Di fronte a queste perplessità sono state proposte alcune conferenze pubbliche.
Una tenuta dall’amministrazione per spiegare meglio il progetto e una dal comitato contrario, quest’ultima ha avuto come tema  il consumo di suolo; durante la serata è stato proiettato il documentario “Il suolo minacciato” prodotto da Legambiente.
E' nato quindi un forte dibattito sulla stampa che ha portato ad una consultazione popolare, organizzata in tutta fretta, a cui però ha partecipato solo il 10% degli aventi diritto (376 favorevoli al centro commerciale contro 176 contrari), questo di fronte all’invito del comitato a boicottare la consultazione e a chiedere invece un vero e proprio referendum nei modi e nei tempi corretti, lasciando quindi il passaggio in consiglio comunale della variante solo dopo un ampia discussione nel merito.

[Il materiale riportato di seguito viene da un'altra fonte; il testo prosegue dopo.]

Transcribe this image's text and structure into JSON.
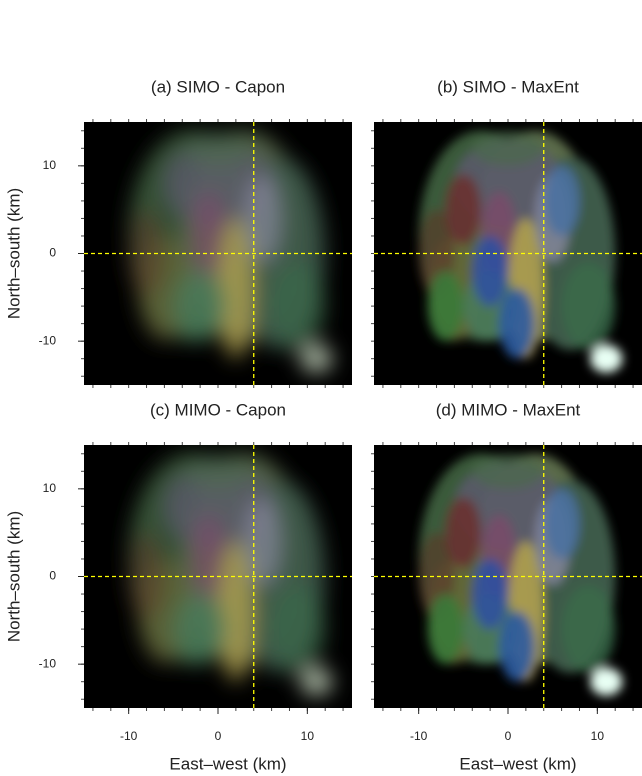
{
  "chart_data": [
    {
      "type": "image",
      "title": "(a) SIMO - Capon",
      "ylabel": "North–south (km)",
      "xlim": [
        -15,
        15
      ],
      "ylim": [
        -15,
        15
      ],
      "yticks": [
        10,
        0,
        -10
      ],
      "crosshair_x": 4,
      "crosshair_y": 0,
      "crosshair_color": "#ffff00"
    },
    {
      "type": "image",
      "title": "(b) SIMO - MaxEnt",
      "xlim": [
        -15,
        15
      ],
      "ylim": [
        -15,
        15
      ],
      "crosshair_x": 4,
      "crosshair_y": 0,
      "crosshair_color": "#ffff00"
    },
    {
      "type": "image",
      "title": "(c) MIMO - Capon",
      "xlabel": "East–west (km)",
      "ylabel": "North–south (km)",
      "xlim": [
        -15,
        15
      ],
      "ylim": [
        -15,
        15
      ],
      "xticks": [
        -10,
        0,
        10
      ],
      "yticks": [
        10,
        0,
        -10
      ],
      "crosshair_x": 4,
      "crosshair_y": 0,
      "crosshair_color": "#ffff00"
    },
    {
      "type": "image",
      "title": "(d) MIMO - MaxEnt",
      "xlabel": "East–west (km)",
      "xlim": [
        -15,
        15
      ],
      "ylim": [
        -15,
        15
      ],
      "xticks": [
        -10,
        0,
        10
      ],
      "crosshair_x": 4,
      "crosshair_y": 0,
      "crosshair_color": "#ffff00"
    }
  ]
}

Il comune vuole invece far partire i lavori quanto prima, in questo modo potrebbe avere entrate economiche ed inoltre i privati interessati al progetto dovrebbero realizzare vari interventi sulla viabilità locale.

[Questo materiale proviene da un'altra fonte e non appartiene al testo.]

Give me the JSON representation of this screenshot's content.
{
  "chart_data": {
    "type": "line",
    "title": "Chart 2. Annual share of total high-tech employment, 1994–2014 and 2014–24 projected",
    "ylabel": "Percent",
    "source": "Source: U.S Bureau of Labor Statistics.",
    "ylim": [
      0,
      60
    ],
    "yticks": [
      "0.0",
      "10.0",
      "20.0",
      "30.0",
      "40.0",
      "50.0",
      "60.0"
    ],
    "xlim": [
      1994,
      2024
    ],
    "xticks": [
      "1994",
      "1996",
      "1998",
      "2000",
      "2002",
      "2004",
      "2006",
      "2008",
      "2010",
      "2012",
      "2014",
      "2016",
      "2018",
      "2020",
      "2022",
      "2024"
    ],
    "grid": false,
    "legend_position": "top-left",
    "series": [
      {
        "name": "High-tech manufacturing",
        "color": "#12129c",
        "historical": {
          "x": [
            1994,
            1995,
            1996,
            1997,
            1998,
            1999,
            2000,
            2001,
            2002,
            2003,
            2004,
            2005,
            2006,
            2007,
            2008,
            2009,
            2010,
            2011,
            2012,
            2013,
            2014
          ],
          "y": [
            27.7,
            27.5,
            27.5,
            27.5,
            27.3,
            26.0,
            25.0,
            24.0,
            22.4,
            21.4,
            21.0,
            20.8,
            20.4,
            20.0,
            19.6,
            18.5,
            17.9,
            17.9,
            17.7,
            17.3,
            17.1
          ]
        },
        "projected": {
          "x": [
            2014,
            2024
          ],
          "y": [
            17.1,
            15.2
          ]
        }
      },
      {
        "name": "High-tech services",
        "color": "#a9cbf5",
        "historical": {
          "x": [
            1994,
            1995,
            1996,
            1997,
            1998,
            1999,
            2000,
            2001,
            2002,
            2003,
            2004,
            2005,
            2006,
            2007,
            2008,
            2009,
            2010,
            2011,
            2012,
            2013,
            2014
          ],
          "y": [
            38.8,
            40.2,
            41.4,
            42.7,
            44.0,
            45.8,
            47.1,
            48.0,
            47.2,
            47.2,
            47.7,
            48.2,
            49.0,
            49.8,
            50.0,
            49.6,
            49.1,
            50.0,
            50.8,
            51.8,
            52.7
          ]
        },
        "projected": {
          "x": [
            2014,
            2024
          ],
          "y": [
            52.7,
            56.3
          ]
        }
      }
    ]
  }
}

L’amministrazione locale cerca quindi di portare avanti il progetto a tutti i costi, non curante del fatto che il territorio della provincia di Gorizia ha una densità impressionante di strutture simili, anche ad una manciata di chilometri da quello proposto, manca infatti un programma di gestione del territorio che vada oltre i piani regolatori dei comuni, che purtroppo ancora troppe volte rispondono al campanilistico “se gli altri ce l’hanno lo vogliamo anche noi”.